Тут он почему-то умолк и тревожно оглянулся.

— То есть ты хочешь подключиться к обеим враждующим «энергетическим сущностям» одновременно? — заключила Пат. — А разве так можно? Одну из них ты непременно обманешь.

— Чушь, чушь, что за бред? — неожиданно запаниковал однокурсник. — Это не так совсем, это…

— Почему же бред? Простая логика.

Глазки Семена забегали, и он снова оглянулся — в одну и другую сторону.

— Я не собираюсь служить твоим Силам! Я предан своей энергетической сущности! — буквально закричал он, словно его могли где-то услышать. — Я отберу этот Дар хитростью, я привнесу его, присоединю к своим возможностям, я преумножу свою энергетическую сущность, это все ей на пользу!

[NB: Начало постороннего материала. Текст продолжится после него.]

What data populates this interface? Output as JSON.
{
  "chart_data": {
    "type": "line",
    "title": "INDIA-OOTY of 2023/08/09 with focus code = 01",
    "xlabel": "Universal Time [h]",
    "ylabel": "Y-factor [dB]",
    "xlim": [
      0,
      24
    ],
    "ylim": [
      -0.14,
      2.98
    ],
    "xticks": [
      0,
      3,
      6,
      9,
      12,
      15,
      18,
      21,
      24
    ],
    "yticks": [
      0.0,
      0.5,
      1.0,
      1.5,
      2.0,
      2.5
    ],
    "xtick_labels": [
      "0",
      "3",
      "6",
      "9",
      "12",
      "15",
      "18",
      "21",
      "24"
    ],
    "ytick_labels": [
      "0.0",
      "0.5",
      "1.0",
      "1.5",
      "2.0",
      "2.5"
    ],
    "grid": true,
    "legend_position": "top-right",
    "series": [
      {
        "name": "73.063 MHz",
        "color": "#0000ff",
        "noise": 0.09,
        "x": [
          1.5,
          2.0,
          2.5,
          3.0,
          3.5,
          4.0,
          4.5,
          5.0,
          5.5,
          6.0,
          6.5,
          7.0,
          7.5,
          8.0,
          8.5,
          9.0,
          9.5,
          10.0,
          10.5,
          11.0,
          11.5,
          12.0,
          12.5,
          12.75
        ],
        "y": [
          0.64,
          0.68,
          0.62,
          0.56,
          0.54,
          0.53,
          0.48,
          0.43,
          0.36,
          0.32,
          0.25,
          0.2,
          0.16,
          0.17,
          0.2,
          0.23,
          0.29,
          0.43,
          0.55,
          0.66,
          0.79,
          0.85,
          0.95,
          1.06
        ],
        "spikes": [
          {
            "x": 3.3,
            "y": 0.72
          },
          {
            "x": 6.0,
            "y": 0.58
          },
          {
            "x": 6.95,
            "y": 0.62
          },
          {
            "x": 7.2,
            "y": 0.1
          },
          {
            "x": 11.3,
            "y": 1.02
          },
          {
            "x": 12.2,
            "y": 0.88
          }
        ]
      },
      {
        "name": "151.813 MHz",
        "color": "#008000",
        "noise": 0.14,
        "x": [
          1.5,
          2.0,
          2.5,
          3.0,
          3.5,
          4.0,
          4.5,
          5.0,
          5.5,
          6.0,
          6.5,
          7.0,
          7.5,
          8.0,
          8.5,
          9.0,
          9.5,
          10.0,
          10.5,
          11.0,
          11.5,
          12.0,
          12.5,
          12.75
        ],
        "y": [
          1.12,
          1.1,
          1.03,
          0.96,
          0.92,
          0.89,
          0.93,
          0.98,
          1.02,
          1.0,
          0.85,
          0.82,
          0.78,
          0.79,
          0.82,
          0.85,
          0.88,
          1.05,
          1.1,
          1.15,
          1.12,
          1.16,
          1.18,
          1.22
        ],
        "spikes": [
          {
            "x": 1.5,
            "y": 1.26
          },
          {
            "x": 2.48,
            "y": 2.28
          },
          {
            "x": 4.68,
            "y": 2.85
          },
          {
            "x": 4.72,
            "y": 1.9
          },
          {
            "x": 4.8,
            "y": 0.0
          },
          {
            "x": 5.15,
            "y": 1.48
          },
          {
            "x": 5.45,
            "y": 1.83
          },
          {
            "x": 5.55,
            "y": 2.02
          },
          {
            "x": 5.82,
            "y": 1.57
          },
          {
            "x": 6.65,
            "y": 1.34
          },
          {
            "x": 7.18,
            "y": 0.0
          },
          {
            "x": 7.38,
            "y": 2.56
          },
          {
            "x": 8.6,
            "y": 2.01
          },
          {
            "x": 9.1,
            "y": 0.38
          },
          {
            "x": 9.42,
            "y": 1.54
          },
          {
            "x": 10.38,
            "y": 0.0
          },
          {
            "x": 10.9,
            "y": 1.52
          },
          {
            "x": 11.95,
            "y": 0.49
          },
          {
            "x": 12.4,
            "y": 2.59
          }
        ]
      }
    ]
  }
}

Довольно странное поведение для того, кто только что рассуждал о том, что существует лишь абстрактная энергетика, успела подумать Пат, прежде чем Семен выкрикнул новое:

— Я сейчас… я прямо сейчас принесу ей жертву! Я отдам ей твоего муженька!

Он бросился к столу и нажал на какую-то кнопку.

— Уведите ее! А потом приведете мне парня! — заорал он.

Таким обезумевшим Пат его никогда не видала. Она в ужасе смотрела на однокурсника. Сейчас он убьет Стара, и все из-за ее дурацких вопросов. Нашла кого спрашивать! Проявила любознательность!

— Стой, подожди! — Пат кинулась к нему. — Ты не можешь пытать Стара. Не можешь убить его!

— Почему это не могу?

— Потому что… потому… ты тогда навредишь ребенку!

Из-за той двери, которая вела в камеру Пат, появился бесцветный.

— Подожди… отошли его, — торопилась она. — Я объясню! Это крайне важно!

Она лепила все, что ни попади. Она не уйдет просто так, а если он попробует удалить ее насильно, она кинется на него. Это будет бесполезно и выдаст ее с потрохами, но она не сможет просто ждать, когда…

Семен раздраженно махнул рукой, и человек снова скрылся за дверью.

— Хочешь сказать, что устроишь выкидыш? Это у тебя не получится. Ты будешь под полным контролем. В крайнем случае, тебя уложат под капельницу, и успокоят. Можешь спать все девять месяцев. В тебя вколют столько витаминов, сколько нужно.

— Нет… ты не понимаешь. Илле… они вынашивают малыша как бы вдвоем… особенно это касается мальчика. Он приобретает Дар не только по факту рождения, ведь это не генетическая особенность. Отец всю беременность сообщается с плодом… у них особая связь… передает этот самый Дар. В то время, когда мать соединена с зародышем только физически, и он питается от нее, отец питает его духовно. Даже если он на большом расстоянии, это не важно. Без этого Дар может быть неполноценен, а если отец умирает на ранних сроках, то Дара у мальчика может и вовсе не быть, один только гамес. Ты думаешь, почему Макеллин был так слаб? Его отец не дожил до его рождения всего каких-нибудь десять дней.

Пат врала напропалую, врала вдохновенно. Хотя, почему врала? Связь с отцом существует, она в этом не сомневалась. Вот только даже если Кетл умрет, у ее сына будет самый лучший и сильный Дар, потому что эта связь все равно не прервется ни на минуту. Но ведь Семен не верит в посмертную жизнь.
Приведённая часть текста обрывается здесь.